Einer der Spieler rief Cen etwas zu, was sie
ignorierte und weiterging. Auch die anderen Spieler
hatten Cen und Steffen jetzt bemerkt, unterbrachen
ihr Spiel und schauten neugierig auf das seltsame
Paar. „Hey. What‟s up“ riefen auch sie. „How are
you doing, guys.?Isn‟t it too hot to play basketball?“
erwiderte Steffen, bekam aber keine Antwort, sondern
nur ein weiteres „Hey“. Er erkannte, dass sich
18
das Englisch sowohl der Kinder als auch der meisten
Jugendlichen auf die Worte „What„s up“, „What‟s
your name“ und „Where are you from?“ beschränkte.
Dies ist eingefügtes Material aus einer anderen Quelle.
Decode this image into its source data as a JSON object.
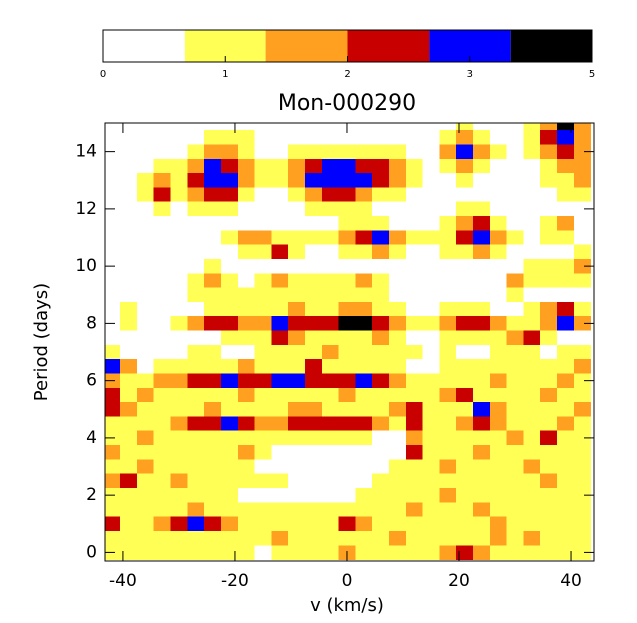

„If you want to talk English find a girl“, lachte
Cen. “She knows English from her work”.
Cen kaufte ein paar Dinge in einem kleinen Laden
und Steffen sah sich um. Vier Straßen vereinten sich
auf dem kleinen Basketballplatz. Die zumeist kleinen
Häuser waren fast alle aus grauem Stein, einige aber
auch aus Holz und Metallplatten gebaut. Sie alle
wirkten auf Steffen wie nicht fertig gestellt, aber
bewohnt. Auf den Straßen lag überall Müll, der zumeist
aus weggeschmissenen Bonbon- und Chipsverpackungen
bestand, aber Steffen sah auch volle
Babywindeln, Lumpen und Holzreste. An der Ecke
zur einen Seite standen drei lilafarbene Tricycles.
Einer der Fahrer schlief in seinem Vehikel, während
ein weiterer Steffen anglotzte. Das dritte Tricycle war
leer. Überall wimmelte es von Menschen. Sie fuhren
in knatternden Tricycles oder auf Mopeds an ihnen
vorbei oder gingen zum Teil schwerbeladen mit
Plastiktüten, Kokosnüssen oder anderen erworbenen
Dingen über den Platz. Steffen sah ein kleines, zirka
zehn Jahre altes Mädchen einen gefüllten Wasserkanister
schleppen, ein weiteres ungefähr gleichaltriges
Mädchen trug zwei Flaschen Emperador und eine
Packung Fortune Zigaretten im Arm und eilte eine
19
der Straßen hinab. Vereinzelt strichen ein paar
schmutzige und abgemagerte Hunde die Straßen
entlang – immer auf der Suche nach fressbaren Resten.
Die Geräuschkulisse war beachtlich. Ein ständiges
Krähen von Hähnen, Bellen von Hunden sowie
das Schreien und Lachen von Kindern vermischte
sich mit Hupen von Autos, knatternden Einzylinder-
Motoren und lauten Musikfetzen, die aus unterschiedlichen
Quellen kamen, aber alle gemeinsam
hatten, dass selbst aus der Distanz die Bässe noch
die Magengrube erreichten.
Noch nie hatte Steffen Ähnliches gesehen und auch
noch nie so viele lachende, lächelnde und strahlende
Gesichter. Er fühlte sich nicht bedroht, blieb aber
vorsichtig. Denn er war für die Anwohner von Camarin
nicht nur eine willkommene Abwechslung
vom Alltag. Da er durch seine Größe und seine
Hautfarbe aus der Menge hervor stach, waren alle
Augen auf ihn gerichtet. Man empfing ihn freundlich,
neugierig und mit einem Lächeln. Aber Steffen
war sich bewusst, dass man ihn ebenfalls als reich
ansah und Geld in seinen Taschen vermutete. Er
fühlte sich außerdem wieder müde, und so machten
Cen und er sich auf den Weg zurück zu ihrem kleines
Haus, das auch Steffen jetzt fast heimisch vorkam.